From: Peter Hanecak (hanecak@megaloman.com)
Date: Tue Nov 07 2000 - 03:52:55 EST
On Tue, 7 Nov 2000, Daniel Veillard wrote:
> Well it seems clear that keeping a small pool of "latest resolved
> signature" may seriously help performance wise since all the packages from
> a given diftribution, if signed, are likely to use the same set of keys.

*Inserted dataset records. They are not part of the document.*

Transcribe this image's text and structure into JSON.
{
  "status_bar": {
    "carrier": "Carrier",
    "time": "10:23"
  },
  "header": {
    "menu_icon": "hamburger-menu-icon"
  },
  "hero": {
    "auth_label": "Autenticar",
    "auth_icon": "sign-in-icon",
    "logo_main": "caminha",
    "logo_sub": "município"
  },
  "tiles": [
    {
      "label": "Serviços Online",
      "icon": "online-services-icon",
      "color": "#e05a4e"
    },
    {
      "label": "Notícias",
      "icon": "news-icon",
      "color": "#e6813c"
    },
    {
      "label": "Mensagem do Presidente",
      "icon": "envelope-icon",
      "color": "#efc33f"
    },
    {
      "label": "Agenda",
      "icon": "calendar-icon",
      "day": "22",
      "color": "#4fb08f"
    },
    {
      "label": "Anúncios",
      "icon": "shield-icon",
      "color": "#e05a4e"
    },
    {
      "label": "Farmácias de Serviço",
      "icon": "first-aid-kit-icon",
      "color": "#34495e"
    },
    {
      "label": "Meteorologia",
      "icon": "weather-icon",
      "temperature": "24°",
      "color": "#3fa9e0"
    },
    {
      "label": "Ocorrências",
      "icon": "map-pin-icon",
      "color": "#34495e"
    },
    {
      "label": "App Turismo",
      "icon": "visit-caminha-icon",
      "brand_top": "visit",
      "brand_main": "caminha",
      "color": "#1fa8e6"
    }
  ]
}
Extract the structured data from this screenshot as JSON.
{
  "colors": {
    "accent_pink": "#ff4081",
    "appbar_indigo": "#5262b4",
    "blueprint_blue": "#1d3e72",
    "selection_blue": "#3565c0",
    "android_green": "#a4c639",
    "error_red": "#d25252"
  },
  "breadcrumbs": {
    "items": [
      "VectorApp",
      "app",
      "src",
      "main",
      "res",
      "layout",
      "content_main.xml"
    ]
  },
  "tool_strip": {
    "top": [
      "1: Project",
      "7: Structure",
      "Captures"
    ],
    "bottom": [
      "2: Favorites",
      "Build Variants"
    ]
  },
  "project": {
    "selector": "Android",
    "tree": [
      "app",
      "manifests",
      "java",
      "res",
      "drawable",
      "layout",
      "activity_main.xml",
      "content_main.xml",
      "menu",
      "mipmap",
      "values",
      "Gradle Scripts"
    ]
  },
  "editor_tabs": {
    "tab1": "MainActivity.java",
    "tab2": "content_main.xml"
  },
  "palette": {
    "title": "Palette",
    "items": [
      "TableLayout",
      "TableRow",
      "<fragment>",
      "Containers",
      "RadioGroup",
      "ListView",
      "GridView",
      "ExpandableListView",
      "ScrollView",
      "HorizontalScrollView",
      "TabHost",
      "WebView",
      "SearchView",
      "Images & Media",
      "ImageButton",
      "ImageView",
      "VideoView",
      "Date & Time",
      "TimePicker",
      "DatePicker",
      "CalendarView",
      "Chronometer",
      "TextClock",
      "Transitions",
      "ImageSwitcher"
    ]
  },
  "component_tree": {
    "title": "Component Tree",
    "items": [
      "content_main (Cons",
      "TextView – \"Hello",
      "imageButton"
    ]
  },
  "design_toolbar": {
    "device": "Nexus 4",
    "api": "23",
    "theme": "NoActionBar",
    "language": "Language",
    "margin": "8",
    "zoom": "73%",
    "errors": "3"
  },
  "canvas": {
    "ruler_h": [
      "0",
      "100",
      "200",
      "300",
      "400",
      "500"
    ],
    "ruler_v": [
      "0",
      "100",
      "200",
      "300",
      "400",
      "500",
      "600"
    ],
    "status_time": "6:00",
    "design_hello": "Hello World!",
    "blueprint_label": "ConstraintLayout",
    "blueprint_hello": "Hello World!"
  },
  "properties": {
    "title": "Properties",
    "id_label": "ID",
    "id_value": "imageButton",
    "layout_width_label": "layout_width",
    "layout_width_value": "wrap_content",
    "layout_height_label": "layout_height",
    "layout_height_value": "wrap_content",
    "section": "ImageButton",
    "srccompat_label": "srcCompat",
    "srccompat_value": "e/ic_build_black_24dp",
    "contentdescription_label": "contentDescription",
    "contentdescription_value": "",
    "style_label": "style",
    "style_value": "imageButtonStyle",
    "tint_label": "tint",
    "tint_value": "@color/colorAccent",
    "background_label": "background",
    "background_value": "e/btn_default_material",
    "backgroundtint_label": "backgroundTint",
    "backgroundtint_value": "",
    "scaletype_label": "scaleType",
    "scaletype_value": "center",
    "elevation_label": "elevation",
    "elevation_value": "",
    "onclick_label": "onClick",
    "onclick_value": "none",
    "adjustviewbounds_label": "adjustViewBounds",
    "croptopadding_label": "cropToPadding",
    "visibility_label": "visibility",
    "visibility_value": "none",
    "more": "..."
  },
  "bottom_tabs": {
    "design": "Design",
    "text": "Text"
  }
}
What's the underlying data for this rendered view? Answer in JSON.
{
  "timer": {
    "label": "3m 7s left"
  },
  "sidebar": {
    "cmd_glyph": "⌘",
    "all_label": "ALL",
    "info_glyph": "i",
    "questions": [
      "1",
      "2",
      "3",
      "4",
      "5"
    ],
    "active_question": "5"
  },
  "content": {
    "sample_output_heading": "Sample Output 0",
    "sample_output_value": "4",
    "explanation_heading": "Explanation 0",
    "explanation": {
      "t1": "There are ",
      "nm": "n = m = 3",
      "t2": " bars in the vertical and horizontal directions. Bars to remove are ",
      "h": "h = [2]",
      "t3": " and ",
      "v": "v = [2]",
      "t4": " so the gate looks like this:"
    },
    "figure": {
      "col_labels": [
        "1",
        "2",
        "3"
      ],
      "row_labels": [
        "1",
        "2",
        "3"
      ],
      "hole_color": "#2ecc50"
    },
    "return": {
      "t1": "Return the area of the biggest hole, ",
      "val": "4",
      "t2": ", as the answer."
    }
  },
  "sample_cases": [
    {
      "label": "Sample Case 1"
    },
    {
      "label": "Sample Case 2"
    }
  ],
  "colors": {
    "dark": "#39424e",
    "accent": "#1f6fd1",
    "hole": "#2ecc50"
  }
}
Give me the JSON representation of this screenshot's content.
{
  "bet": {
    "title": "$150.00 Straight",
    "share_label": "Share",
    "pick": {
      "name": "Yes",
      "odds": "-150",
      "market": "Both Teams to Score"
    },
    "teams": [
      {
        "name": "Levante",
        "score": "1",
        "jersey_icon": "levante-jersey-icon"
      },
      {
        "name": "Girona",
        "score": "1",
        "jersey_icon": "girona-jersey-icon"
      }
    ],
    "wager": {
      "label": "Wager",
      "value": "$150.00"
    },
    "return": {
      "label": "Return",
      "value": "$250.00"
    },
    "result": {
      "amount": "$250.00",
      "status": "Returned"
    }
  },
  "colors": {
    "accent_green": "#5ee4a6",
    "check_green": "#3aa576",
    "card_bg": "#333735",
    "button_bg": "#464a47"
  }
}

> I hope taht maintaining a small LRU cache is possible (I can add this
> part).
Well, signature is not same as key. While yes, same key can be used to
sign a lot of packages, every package should have different
(uniq) signature, because signature is based on hash of package content,
which is uniq (we are not hosting say hundreds or tousands same RPM
packages are we?). So if we have say 1000 different packages in archive,
we get 1000 different signatures in LRU signature cache if we implement
it. In short: similar situation to MD5 checksum (for two uniq files it is
more probable we get same MD5 checksum than same SHA (or other) hash which
is base for PGP/GPG signature).
Regadles whether we use same or different keys to sign two different
files, if we get two same signatures, we have prove, that PGP/GPG signing
is usseless and/or have hole.
So, if we want to verify signature of package B, it does not help us, that
package A is signed with same key and we alredy verified it. (Except for
PGP/GPG when using keyserver has alredy fetched the key).
All above is based on my current understanding of hash algorithms,
cryptography and signing. And while I'm not expert I can be wrong.